There is currently a significant number of carbon capture,
utilization, and storage (CCUS) technologies under development
and assessment in the US and globally. Most of these technologies
have been tested in small scale. The IES has developed and
successfully tested the UND technology called CACHYS. Yet, the
further commercialization of this and similar technologies is
constrained by unfavorable economics of high costs and uncertain
potential benefits. On the other hand, there is the CO2-Enhanced
Oil Recovery (EOR) industry whose current development is
constrained by the lack of CO2 supplies. For the CCUS developers
like the IES, CO2-EOR represents an excellent source of demand,
which has the potential to pay additional costs of CCUS
commercialization.

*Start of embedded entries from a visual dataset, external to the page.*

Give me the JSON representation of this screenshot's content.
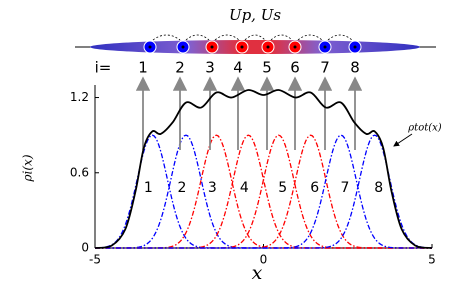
{
  "chart_data": {
    "type": "line",
    "title": "Up, Us",
    "index_label": "i=",
    "xlabel": "x",
    "ylabel": "ρi(x)",
    "annotation": "ρtot(x)",
    "xlim": [
      -5,
      5
    ],
    "xticks": [
      -5,
      0,
      5
    ],
    "ylim": [
      0,
      1.3
    ],
    "yticks": [
      0,
      0.6,
      1.2
    ],
    "sites": [
      {
        "label": "1",
        "center": -3.3,
        "peak": 0.9,
        "sigma": 0.45,
        "color": "#0000ff"
      },
      {
        "label": "2",
        "center": -2.3,
        "peak": 0.9,
        "sigma": 0.45,
        "color": "#0000ff"
      },
      {
        "label": "3",
        "center": -1.4,
        "peak": 0.9,
        "sigma": 0.45,
        "color": "#ff0000"
      },
      {
        "label": "4",
        "center": -0.45,
        "peak": 0.9,
        "sigma": 0.45,
        "color": "#ff0000"
      },
      {
        "label": "5",
        "center": 0.45,
        "peak": 0.9,
        "sigma": 0.45,
        "color": "#ff0000"
      },
      {
        "label": "6",
        "center": 1.4,
        "peak": 0.9,
        "sigma": 0.45,
        "color": "#ff0000"
      },
      {
        "label": "7",
        "center": 2.3,
        "peak": 0.9,
        "sigma": 0.45,
        "color": "#0000ff"
      },
      {
        "label": "8",
        "center": 3.3,
        "peak": 0.9,
        "sigma": 0.45,
        "color": "#0000ff"
      }
    ],
    "series": [
      {
        "color": "#000000",
        "x": [
          -5,
          -4.5,
          -4.1,
          -3.8,
          -3.55,
          -3.3,
          -3.05,
          -2.7,
          -2.3,
          -1.85,
          -1.4,
          -0.95,
          -0.45,
          0,
          0.45,
          0.95,
          1.4,
          1.85,
          2.3,
          2.7,
          3.05,
          3.3,
          3.55,
          3.8,
          4.1,
          4.5,
          5
        ],
        "values": [
          0,
          0.02,
          0.15,
          0.45,
          0.8,
          0.93,
          0.91,
          1.0,
          1.16,
          1.12,
          1.24,
          1.2,
          1.26,
          1.22,
          1.26,
          1.2,
          1.24,
          1.12,
          1.16,
          1.0,
          0.91,
          0.93,
          0.8,
          0.45,
          0.15,
          0.02,
          0
        ]
      }
    ]
  }
}
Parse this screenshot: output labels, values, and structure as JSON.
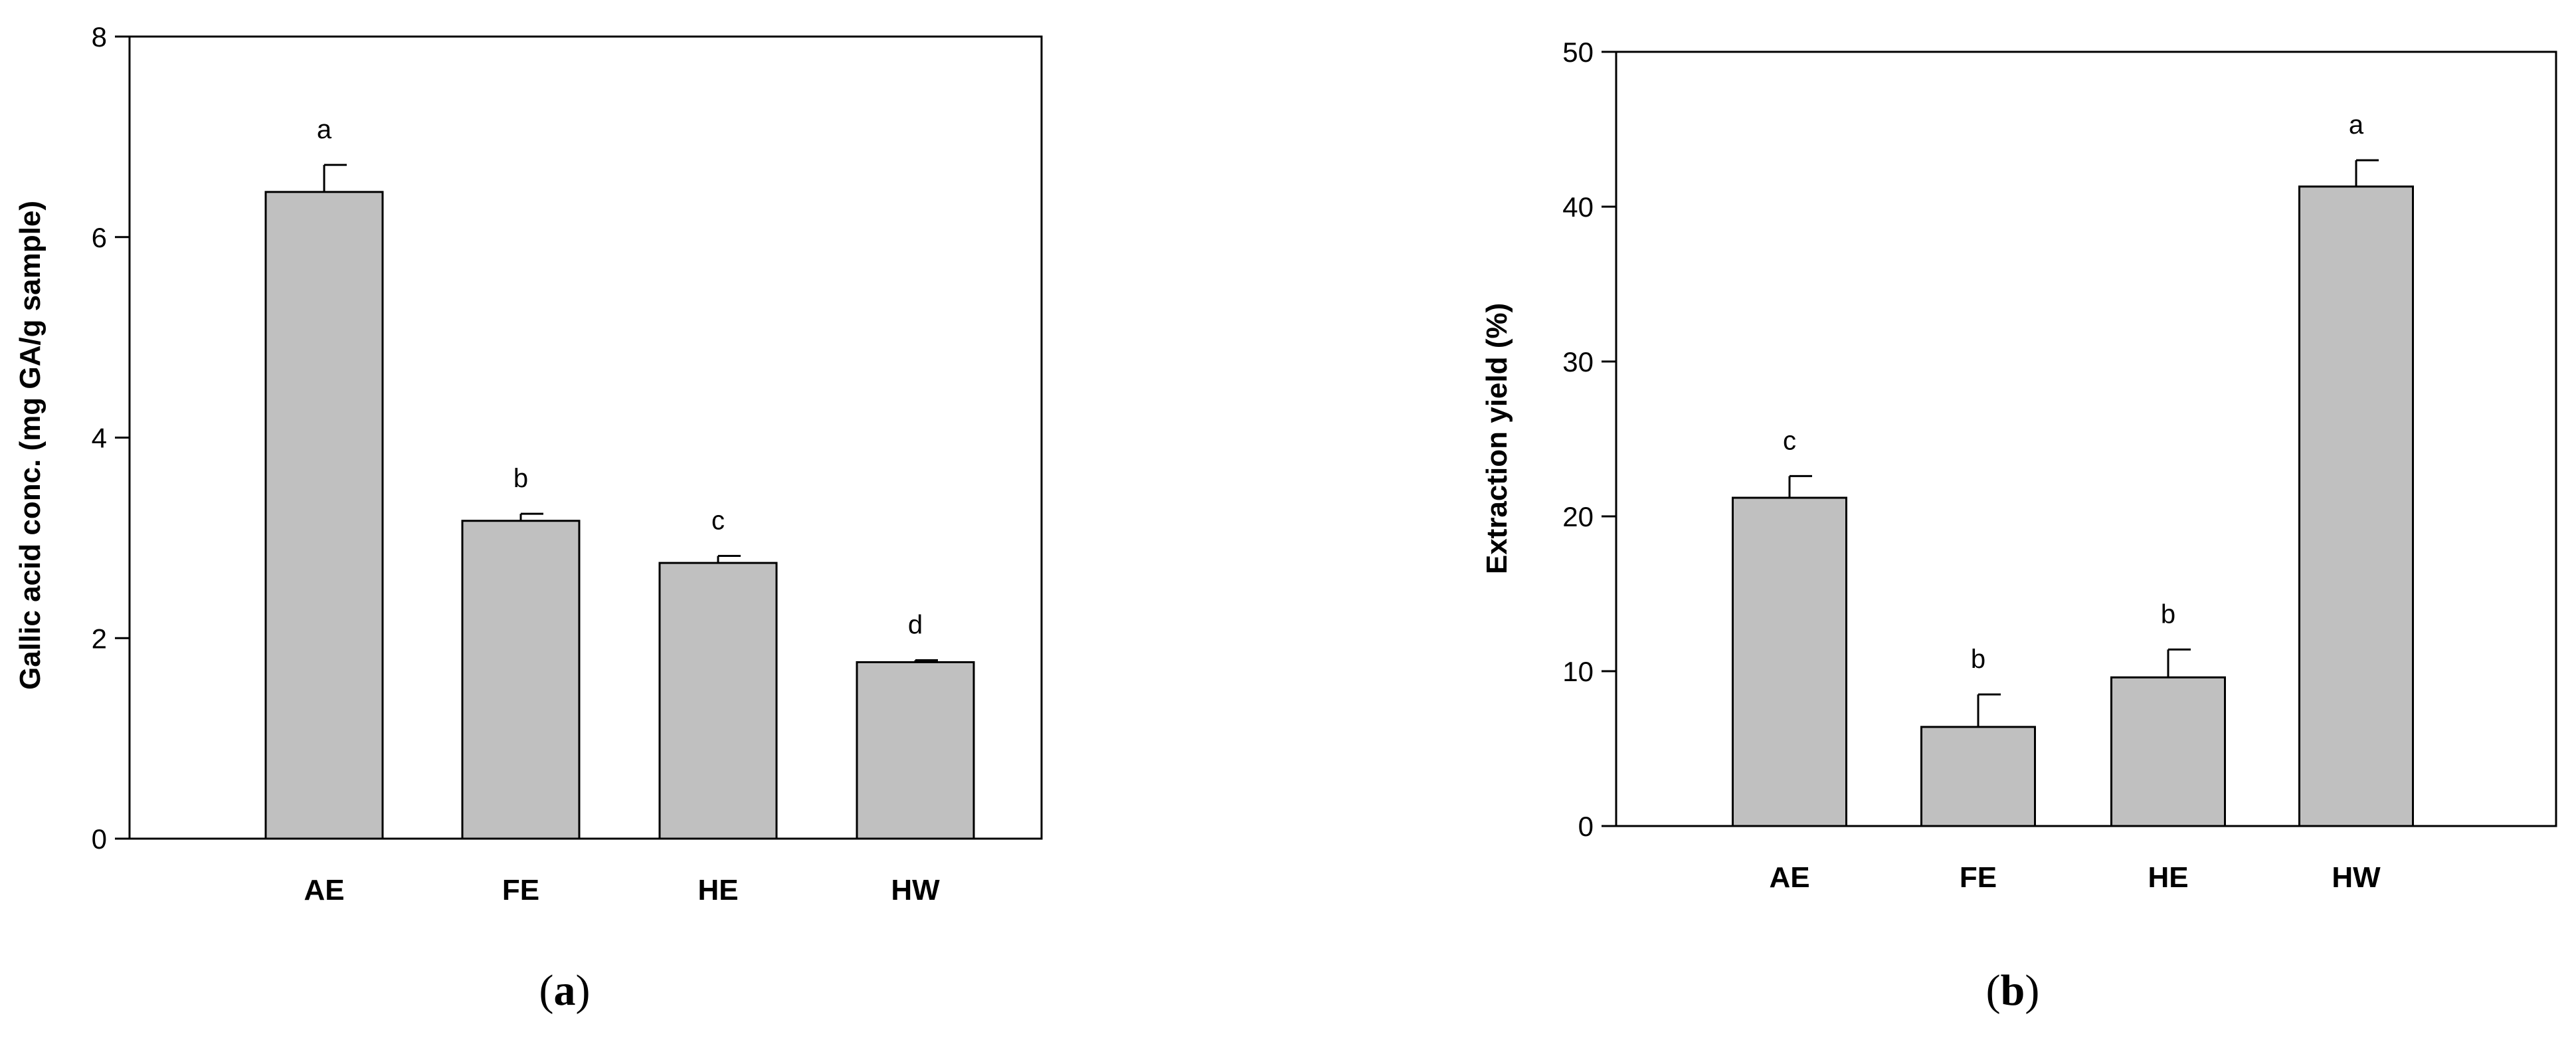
{
  "colors": {
    "bar_fill": "#c0c0c0",
    "stroke": "#000000",
    "background": "#ffffff"
  },
  "chart_data": [
    {
      "type": "bar",
      "panel_label": "a",
      "title": "",
      "xlabel": "",
      "ylabel": "Gallic acid conc. (mg GA/g sample)",
      "categories": [
        "AE",
        "FE",
        "HE",
        "HW"
      ],
      "values": [
        6.45,
        3.17,
        2.75,
        1.76
      ],
      "errors": [
        0.27,
        0.07,
        0.07,
        0.02
      ],
      "significance": [
        "a",
        "b",
        "c",
        "d"
      ],
      "ylim": [
        0,
        8
      ],
      "yticks": [
        0,
        2,
        4,
        6,
        8
      ],
      "ytick_labels": [
        "0",
        "2",
        "4",
        "6",
        "8"
      ],
      "grid": false,
      "legend": "none"
    },
    {
      "type": "bar",
      "panel_label": "b",
      "title": "",
      "xlabel": "",
      "ylabel": "Extraction yield (%)",
      "categories": [
        "AE",
        "FE",
        "HE",
        "HW"
      ],
      "values": [
        21.2,
        6.4,
        9.6,
        41.3
      ],
      "errors": [
        1.4,
        2.1,
        1.8,
        1.7
      ],
      "significance": [
        "c",
        "b",
        "b",
        "a"
      ],
      "ylim": [
        0,
        50
      ],
      "yticks": [
        0,
        10,
        20,
        30,
        40,
        50
      ],
      "ytick_labels": [
        "0",
        "10",
        "20",
        "30",
        "40",
        "50"
      ],
      "grid": false,
      "legend": "none"
    }
  ]
}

The challenge is that there is a gap between the
maximum willingness to pay for CO2 by EOR operators and the
costs of CO2 capture by the CCUS. Yet, there is a potential for costs
reduction attributed to anticipate learning effect in the CCUS
industry.
To study the problem, the system dynamics model of an integrated
CO2-EOR-CCUS system, similar to the demand-pull market for
carbon dioxide currently developing in the Permian Basin, TX, has
been constructed. By making explicit the key feedback structure
behind the CO2-EOR-CCUS system, the model reveals the
reinforcing mechanisms that can potentially generate the self-
sustaining growth and provides a simulation environment where
policies aimed at activating those mechanisms can be tested on
their robustness.
The thesis is structured as following. Chapter 1 defines the context,
problem, research objectives and research questions. Chapter 2
describes the structure of the model both from stock-and-flow and
feedback perspective. Chapter 3 is devoted to the behavior that the
model produces. Chapter 4 establishes the confidence in the model
through validation analysis. Chapter 5 deals with policy design and
testing. The thesis concludes with the summary of results, a
discussion on limitations and directions for further work.